Place the harvested soil into a buck and cover with a moist towel to stop it from drying out.
Castings should be used soon because they contain living organisms that will be beneficial to your plants.
Remove 50 per cent of the worm population and replace the polystyrene bits on the bottom,
and cover with approximately five centimetres of gravel and sand.
Prepare a mixture of mainly manure, vermiculite and palagonite and fill the container up to within 5 centimetres below the air holes.

5. Worm problems
If you are going on holidays, worms can survive for 3 to 4 weeks.
Oatmeal will last longer than any other food and will not affect the pH level.
If a worm farm is too wet, remove three handfuls of soil (minus the worms),
and replace with three handfuls of vermiculite and cow manure.
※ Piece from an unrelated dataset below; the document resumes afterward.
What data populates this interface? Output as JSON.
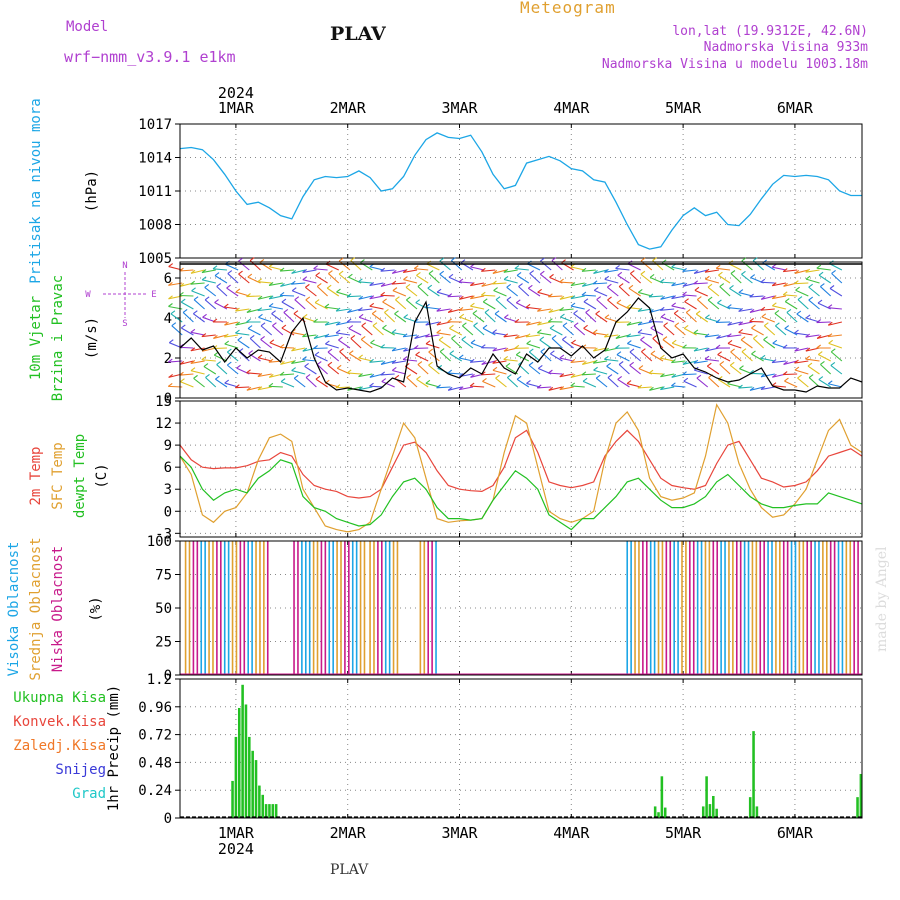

If the worm farm is smelling, check the pH level.
Overfeedinq is a common cause of bad smell, so remove uneaten food and add some soil and potting mix.
If the worms are trying to escape the worm farm, check the pH level, check for overfeeding, and check for exposure to heavy rain.
If ants invade the worm farm it may be may be too dry, so add water.
Also, to control ants, raise the worm farm off the ground and smear Vaseline on the base.
If flies, maggots, and cockroaches enter the worm farm, they are attracted to rotting food,
so do not overfeeding and ensure that all food is consumed and that the worm farm is not too wet.

Before teaching this project, discuss the content of the lessons with a field officer of the Ministry of Agriculture, and get advice on
planting material, planting distances, site for planting, approved mulch, composting, and control of pests and diseases.
Use only the procedures, agricultural chemicals and insecticides recommended by the local field officer of the Ministry of Agriculture.